Inquinamento, conto salato per l’Italia, costa 56 mila vite e 61 miliardi l’anno - QdS

Inquinamento, conto salato per l’Italia, costa 56 mila vite e 61 miliardi l’anno

Rosario Battiato

Inquinamento, conto salato per l’Italia, costa 56 mila vite e 61 miliardi l’anno

venerdì 14 Febbraio 2020

“Aria tossica”: nell’ultimo rapporto di Greenpeace il peso dei combustibili fossili sul Paese. All’Ars è stata appena approvata una legge per potenziare il monitoraggio nelle zone industriali

PALERMO – Questioni di conti e soprattutto di vite umane che non hanno prezzo. L’inquinamento atmosferico causato dai combustibili fossili provoca annualmente, secondo una stima, circa 4,5 milioni di morti premature a livello mondiale, perché la combustione di carbone, petrolio e gas fa crescere il numero di malattie croniche, contribuendo a milioni di visite mediche e a miliardi di giorni di assenza dal lavoro per malattia. Danni collaterali che sono stati quantificati da Greenpeace Southeast Asia e Crea (Centre for research on energy and clean air) in circa 8 miliardi di dollari al giorno, pari alla cifra stratosferica di 2.900 miliardi di dollari all’anno, cioè il 3,3% del Pil mondiale.

In Italia il costo legato all’inquinamento è pari a 61 miliardi di dollari ogni anno, con circa 56 mila morti premature riconducibili alla stessa causa nel corso del 2018. Tutti i numeri della ricerca si trovano all’interno del rapporto “Aria tossica: il costo dei combustibili fossili”.

L’APPELLO
“L’inquinamento – si legge nel documento dell’associazione – è una minaccia globale sempre più grave, ma sono sempre di più le soluzioni disponibili e accessibili” che combinano la lotta all’inquinamento atmosferico e la riduzione dei cambiamenti climatici. Ad esempio, l’utilizzo di “energia rinnovabile e i sistemi di trasporto che fanno affidamento su energia pulita non solo riducono l’inquinamento atmosferico, ma hanno anche un ruolo centrale nel mantenere l’aumento della temperatura globale entro la soglia di 1,5 gradi centigradi rispetto ai livelli preindustriali, limite indicato dalla scienza per evitare le conseguenze peggiori dell’emergenza climatica”.

IL PERICOLO DEL PARTICOLATO
Il numero delle vittime da inquinamento, circa 4,5 milioni di morti premature all’anno, è addirittura il triplo del dato relativo ai decessi in seguito agli incidenti stradali.
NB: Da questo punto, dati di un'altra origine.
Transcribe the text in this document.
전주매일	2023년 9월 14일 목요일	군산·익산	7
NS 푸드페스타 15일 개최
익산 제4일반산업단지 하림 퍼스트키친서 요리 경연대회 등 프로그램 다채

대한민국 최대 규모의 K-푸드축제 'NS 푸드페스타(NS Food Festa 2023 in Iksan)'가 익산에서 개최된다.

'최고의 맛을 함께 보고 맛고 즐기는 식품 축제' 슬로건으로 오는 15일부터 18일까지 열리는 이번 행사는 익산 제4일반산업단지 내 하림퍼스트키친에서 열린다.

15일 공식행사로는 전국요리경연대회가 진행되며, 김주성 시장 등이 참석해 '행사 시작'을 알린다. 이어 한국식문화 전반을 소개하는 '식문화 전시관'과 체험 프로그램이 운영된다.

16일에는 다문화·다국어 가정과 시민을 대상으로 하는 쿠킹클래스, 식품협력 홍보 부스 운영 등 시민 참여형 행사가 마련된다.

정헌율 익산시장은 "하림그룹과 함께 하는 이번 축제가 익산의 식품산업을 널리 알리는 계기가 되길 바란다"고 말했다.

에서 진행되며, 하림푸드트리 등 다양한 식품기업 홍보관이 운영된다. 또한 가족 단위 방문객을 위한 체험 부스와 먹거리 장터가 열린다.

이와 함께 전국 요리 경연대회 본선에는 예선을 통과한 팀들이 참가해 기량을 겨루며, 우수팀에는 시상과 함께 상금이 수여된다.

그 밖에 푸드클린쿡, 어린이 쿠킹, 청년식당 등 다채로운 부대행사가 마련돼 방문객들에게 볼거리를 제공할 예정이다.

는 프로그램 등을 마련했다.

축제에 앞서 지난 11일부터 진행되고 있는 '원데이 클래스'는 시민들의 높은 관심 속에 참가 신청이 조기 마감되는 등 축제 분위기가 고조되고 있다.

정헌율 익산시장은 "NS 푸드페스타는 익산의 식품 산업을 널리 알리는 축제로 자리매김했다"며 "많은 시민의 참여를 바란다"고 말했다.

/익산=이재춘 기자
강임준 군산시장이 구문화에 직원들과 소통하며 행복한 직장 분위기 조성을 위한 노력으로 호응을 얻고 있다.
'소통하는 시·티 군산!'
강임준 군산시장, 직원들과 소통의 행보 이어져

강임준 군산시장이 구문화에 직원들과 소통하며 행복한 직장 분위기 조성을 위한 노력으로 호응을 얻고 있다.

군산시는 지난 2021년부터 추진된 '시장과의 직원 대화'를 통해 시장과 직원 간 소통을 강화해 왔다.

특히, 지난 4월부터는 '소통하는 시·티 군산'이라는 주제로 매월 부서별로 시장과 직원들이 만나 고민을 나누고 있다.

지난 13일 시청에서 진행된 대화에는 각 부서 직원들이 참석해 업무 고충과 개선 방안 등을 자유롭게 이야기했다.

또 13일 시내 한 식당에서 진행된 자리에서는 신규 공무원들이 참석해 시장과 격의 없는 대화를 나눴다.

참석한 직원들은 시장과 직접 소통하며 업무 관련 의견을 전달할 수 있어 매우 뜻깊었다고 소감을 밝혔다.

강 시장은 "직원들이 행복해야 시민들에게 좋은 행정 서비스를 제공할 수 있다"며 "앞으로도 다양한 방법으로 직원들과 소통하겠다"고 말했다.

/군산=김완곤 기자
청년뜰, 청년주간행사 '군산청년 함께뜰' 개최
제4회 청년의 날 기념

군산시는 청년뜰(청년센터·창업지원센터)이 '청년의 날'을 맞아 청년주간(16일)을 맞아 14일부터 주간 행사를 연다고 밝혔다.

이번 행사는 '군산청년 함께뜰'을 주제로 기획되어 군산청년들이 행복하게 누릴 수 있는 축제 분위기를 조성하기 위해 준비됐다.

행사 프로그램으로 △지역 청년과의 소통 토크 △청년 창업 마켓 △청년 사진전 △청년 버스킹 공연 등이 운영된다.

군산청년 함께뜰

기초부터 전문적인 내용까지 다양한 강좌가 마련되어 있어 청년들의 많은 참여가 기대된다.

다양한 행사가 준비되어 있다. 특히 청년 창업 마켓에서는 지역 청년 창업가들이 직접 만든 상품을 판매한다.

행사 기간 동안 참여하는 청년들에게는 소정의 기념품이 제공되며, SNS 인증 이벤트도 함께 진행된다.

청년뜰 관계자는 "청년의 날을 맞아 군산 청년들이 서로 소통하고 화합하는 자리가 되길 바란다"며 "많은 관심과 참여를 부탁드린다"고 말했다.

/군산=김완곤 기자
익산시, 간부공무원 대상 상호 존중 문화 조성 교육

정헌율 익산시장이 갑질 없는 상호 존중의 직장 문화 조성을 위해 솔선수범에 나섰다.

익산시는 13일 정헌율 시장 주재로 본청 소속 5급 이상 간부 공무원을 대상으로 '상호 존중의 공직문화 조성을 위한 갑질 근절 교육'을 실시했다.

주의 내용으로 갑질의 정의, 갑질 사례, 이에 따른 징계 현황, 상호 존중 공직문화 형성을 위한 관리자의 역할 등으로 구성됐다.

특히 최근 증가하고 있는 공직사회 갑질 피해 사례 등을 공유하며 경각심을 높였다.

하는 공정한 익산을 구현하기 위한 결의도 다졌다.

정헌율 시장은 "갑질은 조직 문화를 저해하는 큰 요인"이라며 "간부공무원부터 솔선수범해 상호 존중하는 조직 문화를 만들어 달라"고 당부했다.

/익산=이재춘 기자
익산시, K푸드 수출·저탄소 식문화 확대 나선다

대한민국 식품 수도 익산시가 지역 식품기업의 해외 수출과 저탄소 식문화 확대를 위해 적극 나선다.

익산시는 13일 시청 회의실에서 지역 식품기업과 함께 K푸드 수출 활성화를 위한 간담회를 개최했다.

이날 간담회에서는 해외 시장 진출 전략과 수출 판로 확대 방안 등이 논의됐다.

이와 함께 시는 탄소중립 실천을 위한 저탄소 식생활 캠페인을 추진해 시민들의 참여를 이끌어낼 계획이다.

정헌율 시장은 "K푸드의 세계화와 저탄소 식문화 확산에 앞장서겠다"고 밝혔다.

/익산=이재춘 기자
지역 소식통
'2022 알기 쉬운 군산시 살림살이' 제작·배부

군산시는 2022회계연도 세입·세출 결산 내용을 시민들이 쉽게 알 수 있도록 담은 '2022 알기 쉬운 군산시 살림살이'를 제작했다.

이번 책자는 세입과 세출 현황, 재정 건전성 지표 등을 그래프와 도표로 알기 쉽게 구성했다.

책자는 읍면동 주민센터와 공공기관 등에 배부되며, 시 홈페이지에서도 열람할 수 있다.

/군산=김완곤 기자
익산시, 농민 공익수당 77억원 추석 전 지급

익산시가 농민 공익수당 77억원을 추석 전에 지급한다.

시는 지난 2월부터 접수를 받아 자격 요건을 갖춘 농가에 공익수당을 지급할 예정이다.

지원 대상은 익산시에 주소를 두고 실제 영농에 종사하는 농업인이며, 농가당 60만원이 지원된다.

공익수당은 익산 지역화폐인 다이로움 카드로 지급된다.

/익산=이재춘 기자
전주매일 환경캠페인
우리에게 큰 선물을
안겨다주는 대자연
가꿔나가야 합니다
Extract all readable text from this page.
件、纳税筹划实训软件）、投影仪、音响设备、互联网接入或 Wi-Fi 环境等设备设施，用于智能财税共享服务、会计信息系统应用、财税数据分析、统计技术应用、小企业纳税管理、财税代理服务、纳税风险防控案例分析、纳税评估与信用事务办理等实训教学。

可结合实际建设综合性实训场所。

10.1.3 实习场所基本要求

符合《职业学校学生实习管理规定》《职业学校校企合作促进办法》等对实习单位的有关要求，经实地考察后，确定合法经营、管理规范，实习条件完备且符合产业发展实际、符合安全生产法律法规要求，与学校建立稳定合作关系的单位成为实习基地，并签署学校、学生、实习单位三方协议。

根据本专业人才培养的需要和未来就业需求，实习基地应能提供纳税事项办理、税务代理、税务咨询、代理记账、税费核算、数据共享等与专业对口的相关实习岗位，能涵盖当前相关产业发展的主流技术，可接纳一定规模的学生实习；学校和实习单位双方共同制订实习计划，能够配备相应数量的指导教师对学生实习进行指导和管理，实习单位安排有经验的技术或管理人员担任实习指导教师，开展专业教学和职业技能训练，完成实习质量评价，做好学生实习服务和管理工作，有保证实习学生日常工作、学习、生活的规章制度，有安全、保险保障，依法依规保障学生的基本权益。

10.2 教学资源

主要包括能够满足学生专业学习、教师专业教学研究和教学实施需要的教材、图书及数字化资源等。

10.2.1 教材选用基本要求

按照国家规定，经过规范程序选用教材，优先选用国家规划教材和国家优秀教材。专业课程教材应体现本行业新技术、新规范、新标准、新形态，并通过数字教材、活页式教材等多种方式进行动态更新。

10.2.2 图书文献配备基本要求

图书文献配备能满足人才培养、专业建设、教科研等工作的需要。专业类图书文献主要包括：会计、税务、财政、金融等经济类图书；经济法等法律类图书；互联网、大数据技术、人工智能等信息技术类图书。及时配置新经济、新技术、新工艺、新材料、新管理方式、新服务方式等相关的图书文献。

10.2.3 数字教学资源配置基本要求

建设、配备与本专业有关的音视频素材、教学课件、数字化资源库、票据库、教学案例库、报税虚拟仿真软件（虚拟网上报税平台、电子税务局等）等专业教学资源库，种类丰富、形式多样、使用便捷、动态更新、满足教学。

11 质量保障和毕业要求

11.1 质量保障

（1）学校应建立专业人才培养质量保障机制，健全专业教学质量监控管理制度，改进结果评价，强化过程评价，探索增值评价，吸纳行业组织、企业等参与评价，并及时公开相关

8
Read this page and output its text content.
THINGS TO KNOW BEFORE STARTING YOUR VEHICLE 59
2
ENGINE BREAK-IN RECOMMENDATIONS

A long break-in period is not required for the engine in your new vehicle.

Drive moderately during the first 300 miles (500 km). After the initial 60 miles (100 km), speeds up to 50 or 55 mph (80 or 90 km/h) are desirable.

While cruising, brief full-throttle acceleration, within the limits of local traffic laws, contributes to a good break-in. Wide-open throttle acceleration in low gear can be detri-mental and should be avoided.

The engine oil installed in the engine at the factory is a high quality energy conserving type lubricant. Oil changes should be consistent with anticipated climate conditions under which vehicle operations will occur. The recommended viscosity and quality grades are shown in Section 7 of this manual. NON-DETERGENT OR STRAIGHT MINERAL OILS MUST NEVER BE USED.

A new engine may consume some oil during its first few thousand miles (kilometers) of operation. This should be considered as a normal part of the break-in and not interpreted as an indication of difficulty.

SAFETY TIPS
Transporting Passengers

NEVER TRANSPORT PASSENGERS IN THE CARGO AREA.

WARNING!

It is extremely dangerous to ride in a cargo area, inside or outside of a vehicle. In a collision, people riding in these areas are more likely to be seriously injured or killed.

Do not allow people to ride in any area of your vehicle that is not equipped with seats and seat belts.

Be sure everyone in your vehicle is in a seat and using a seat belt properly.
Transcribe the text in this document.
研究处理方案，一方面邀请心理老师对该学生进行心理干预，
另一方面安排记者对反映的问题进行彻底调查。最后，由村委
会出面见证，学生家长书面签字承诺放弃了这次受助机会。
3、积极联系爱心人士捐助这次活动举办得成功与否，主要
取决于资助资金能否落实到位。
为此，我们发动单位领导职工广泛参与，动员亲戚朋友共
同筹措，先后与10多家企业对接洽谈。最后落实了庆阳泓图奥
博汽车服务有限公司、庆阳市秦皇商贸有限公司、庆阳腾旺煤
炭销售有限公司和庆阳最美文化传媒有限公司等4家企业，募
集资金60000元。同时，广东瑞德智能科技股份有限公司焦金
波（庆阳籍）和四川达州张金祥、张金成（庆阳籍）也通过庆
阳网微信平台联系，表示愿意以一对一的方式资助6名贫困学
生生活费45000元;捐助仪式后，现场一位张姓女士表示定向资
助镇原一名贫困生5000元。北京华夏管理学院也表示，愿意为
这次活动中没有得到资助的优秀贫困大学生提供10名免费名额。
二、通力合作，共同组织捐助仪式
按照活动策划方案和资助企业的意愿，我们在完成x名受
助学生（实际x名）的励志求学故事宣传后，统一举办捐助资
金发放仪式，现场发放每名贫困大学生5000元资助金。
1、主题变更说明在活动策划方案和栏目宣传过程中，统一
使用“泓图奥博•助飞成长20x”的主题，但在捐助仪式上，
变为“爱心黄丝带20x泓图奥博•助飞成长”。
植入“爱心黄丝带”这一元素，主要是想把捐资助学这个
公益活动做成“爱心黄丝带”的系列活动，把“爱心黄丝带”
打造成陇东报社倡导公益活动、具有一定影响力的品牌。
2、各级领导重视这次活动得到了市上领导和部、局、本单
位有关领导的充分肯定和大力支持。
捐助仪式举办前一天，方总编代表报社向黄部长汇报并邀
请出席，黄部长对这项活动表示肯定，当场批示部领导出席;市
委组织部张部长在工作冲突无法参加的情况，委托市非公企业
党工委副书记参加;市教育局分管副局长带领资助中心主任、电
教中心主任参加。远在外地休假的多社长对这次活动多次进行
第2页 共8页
In particolare, l’esposizione a PM2.5 da combustibili fossili, cioè al particolato fine, determina ogni anno circa 600 mila morti per infarto. Nel mirino ci sono anche i più piccoli, considerando che circa “40 mila bambini al di sotto dei 5 anni muoiono ogni anno a causa dell’esposizione alle polveri sottili Pm2.5 derivato dalla combustione di combustibili fossili, soprattutto nei Paesi a più basso reddito”.

LE SOLUZIONI
“Un sistema di trasporti a basse emissioni e la diffusione delle energie rinnovabili – si legge nel rapporto – contribuiscono non solo a ridurre le sostanze inquinanti come PM2.5, NO2 e O3, ma anche a limitare le emissioni di gas climalteranti nell’atmosfera”.

L’IMPEGNO SICILIANO
Nei giorni scorsi è stata approvata una legge per potenziare e integrare il sistema con sensori e centraline per il monitoraggio ambientale nelle grandi aree industriali, come Priolo-Augusta-Melilli, Milazzo e Gela, e che inasprisce le sanzioni nei confronti delle aziende che inquinano di più. Lo ha comunicato il M5S, promotore della legge approvata all’Ars, tramite il deputato Giorgio Pasqua che ha fatto appunto riferimento al sistema Simage, da considerarsi “una conquista per i cittadini”.

La legge è stata accolta con “soddisfazione sui territori dove i cittadini scontano sulla propria pelle gli effetti dell’inquinamento”. A tal proposito Pasqua ha citato l’ultimo rapporto Sentieri che a Priolo, per esempio, “registra un eccesso di leucemie in età pediatrica, rispetto alla media nazionale, o di malformazioni congenite del sistema nervoso, o di malattie a carico dell’apparato respiratorio e del sistema cardiocircolatorio”. Contrari gli industriali. Per Diego Bivona, presidente di Confindustria Siracusa, “il Simage è uno strumento superato: non è questo il modo di approcciare il problema, le industrie sono già da anni impegnate per il miglioramento ambientale”.